Jahrestagung von IWF und Weltbank: Krisengipfel im Schuldenland

IWF und Weltbank beraten in Tokio über die Finanzen der Welt. Japan steht selbst vor der Pleite.

Ausgerechnet Japan: Der nach den USA und China drittgrößten Volkswirtschaft der Welt droht im November die Zahlungsunfähigkeit, wenn es nicht gelingt, umgerechnet rund 50 Milliarden Euro einzusparen. Der Internationale Währungsfonds (IWF) schätzt, dass die Staatsverschuldung gemessen am Bruttoinlandsprodukt in diesem Jahr rund 236 Prozent beträgt. Damit stellt Japan die Euro-Krisenstaaten Griechenland, Portugal, Spanien und Italien weit in den Schatten. Und gerade in Tokio trifft sich am Dienstag die Welt-Finanz-Elite zur Jahrestagung von IWF und Weltbank. Der Fonds scheint in diesen Zeiten gefragt wie nie – nicht von Schwellen- und Entwicklungsländern, sondern von den reichen Industriestaaten.

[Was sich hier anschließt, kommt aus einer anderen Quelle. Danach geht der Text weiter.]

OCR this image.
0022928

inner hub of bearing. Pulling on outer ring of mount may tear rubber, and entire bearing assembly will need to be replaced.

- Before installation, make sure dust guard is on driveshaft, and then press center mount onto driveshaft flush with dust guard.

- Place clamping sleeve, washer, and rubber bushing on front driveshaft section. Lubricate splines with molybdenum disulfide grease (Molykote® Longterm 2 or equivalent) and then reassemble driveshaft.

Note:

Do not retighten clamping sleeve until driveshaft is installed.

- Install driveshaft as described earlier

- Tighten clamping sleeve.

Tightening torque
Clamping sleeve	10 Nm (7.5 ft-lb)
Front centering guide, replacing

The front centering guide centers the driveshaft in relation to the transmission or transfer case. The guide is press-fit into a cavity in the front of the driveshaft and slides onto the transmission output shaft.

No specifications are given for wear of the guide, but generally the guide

Wobei Japan (noch) nicht auf Hilfe des IWF angewiesen ist. Die Schulden liegen ausschließlich im eigenen Land. Allmählich aber werden die Japaner überfordert. Möglicherweise reichen ihre Rücklagen nicht mehr, um dem eigenen Staat Geld zu leihen. 40 Prozent des Staatshaushaltes finanziert die Regierung jedes Jahr über neue Kredite. Und die japanische Notenbank hat gerade ein neues Programm zum Aufkauf von Staatsanleihen im Volumen von umgerechnet 100 Milliarden Euro aufgelegt. Für rund 700 Milliarden Euro hat sie bereits gekauft, der Leitzins liegt seit Jahren bei Null Prozent.

Trotz dieses Desasters werden IWF-Chefin Christine Lagarde, Finanzminister, Notenbanker und Banker aus den 188 Mitgliedsstaaten von IWF und Weltbank auch bei der nach 1964 zweiten Jahrestagung, die in Tokio stattfindet, vor allem über andere Themen diskutieren: die Schuldenkrise in Europa und die Gefahren für das Welt-Finanzsystem sowie die Weltkonjunktur. Für Lagarde ist die Euro-Zone weiter das „Epizentrum“ der globalen Krise, deutlich vor den USA. Japan erwähnt die IWF-Chefin gar nicht.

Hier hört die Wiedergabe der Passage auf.